Struggling with obesity is a tiresome endeavor made all the more frustrating by the startling amount of misinformation so often preached as fact. Fad diets, weight loss pills, miracle cures, and various other remedies that amount to nothing more than snake oil abound, creating a confusing miasma of misinformation that must be waded through before one can make an informed decision. Weight loss surgery is no exception; many people peddle falsehoods about lap band surgery, gastric sleeves, and gastric balloons, making it extremely hard to make an informed decision. So: what is fact, and what’s blatant fiction?

You’ll Gain Back the Weight You Lose
A huge amount of hesitation toward a surgical fix for obesity comes in the form of an oft-repeated warning that the weight loss is not permanent.
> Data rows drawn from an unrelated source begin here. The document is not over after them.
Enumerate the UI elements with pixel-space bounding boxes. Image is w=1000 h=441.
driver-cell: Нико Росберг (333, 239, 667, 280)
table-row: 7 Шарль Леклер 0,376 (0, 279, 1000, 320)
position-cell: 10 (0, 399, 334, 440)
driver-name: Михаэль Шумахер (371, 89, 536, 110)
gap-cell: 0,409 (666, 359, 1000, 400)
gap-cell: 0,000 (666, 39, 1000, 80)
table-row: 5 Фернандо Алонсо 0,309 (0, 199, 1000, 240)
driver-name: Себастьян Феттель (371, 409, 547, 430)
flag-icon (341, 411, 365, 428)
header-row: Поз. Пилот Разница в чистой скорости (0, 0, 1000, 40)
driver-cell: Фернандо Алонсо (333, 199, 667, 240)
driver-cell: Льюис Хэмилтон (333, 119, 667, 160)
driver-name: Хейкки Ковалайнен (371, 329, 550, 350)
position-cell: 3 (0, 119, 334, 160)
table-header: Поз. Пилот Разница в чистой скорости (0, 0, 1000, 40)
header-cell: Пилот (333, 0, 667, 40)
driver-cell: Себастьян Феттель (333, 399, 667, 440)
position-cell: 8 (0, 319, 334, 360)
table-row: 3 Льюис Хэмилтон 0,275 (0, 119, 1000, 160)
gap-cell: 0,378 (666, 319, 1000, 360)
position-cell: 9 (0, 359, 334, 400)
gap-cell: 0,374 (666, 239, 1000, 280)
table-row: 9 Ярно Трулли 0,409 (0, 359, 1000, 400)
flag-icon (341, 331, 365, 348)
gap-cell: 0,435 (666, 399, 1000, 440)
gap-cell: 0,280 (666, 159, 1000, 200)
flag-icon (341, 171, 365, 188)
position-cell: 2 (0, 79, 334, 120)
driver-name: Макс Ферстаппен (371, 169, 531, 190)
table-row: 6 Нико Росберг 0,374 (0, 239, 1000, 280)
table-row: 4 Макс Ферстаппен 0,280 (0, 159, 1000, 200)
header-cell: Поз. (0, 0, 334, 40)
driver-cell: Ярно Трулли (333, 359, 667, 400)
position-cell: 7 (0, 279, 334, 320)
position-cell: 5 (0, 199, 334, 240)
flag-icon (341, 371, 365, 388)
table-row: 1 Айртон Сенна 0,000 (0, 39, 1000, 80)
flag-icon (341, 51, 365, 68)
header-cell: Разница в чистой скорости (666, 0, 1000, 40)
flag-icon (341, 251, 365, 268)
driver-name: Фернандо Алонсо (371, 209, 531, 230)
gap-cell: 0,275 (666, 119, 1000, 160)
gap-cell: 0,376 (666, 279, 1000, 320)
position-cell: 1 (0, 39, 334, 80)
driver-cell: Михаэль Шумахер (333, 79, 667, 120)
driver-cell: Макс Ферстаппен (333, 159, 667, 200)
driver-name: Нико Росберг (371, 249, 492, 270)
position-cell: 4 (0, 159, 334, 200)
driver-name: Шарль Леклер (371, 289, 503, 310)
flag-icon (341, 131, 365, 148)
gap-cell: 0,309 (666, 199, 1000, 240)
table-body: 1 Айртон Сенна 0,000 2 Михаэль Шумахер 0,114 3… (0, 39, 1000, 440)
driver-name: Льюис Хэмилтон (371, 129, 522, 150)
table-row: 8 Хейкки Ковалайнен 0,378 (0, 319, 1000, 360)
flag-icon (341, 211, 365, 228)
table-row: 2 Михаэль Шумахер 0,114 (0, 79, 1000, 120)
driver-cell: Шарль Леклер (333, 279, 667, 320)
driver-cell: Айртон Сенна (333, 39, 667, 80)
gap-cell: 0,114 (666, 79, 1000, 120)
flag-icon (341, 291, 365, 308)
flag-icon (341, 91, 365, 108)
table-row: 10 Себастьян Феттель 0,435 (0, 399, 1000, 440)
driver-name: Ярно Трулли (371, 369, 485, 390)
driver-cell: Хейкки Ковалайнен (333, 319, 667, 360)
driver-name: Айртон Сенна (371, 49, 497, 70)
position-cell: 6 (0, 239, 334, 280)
This myth is rooted in reality: the lap band is not a cure-all, but needs to be paired with a commitment to eating healthily and working toward weight loss. The surgery is more of a catalyst than an outright fix, helping to increase the effectiveness of lifestyle changes that may have previously had no effect.

The Rapid Weight Loss is Unhealthy
This is patently false, first and foremost because lap band surgery doesn’t cause “rapid” weight loss. The target goal of 2-3 pounds per week may sound drastic, but is in fact a reasonable and healthy objective.

The Gastric Sleeve is Better
There’s no right or wrong here, as this myth boils down to: what’s “better” is what’s best for you. There are a number of pros and cons for both procedures; a conversation with your doctor can help you come to a decision on what route will work best for you. While the gastric sleeve reports more rapid weight loss, the process is irreversible and much more intrusive than a lap band, with more risks associated. A recent survey in Obesity News Today found that lap band surgery was mentioned favorably 13 times as often as gastric bypass; however, every case is unique, and what may be most efficacious for one person may not be for another.

Bariatric Surgery is Extremely Risky
While all surgeries have associated risks, lap band surgery is minimally invasive, most often done laparoscopically, or with a thin tube, inserted through mini-incisions. This means quick recovery time, less pain, and minimal scarring.

Weight loss surgery is an intimidating process; going in armed with facts will help alleviate a lot of nerves generated by misinformation. Anyone considering one of these procedures should be sure to conduct their own thorough research and have a comprehensive conversation with their doctor about associated risks, benefits, and possible alternatives that may better suit their case.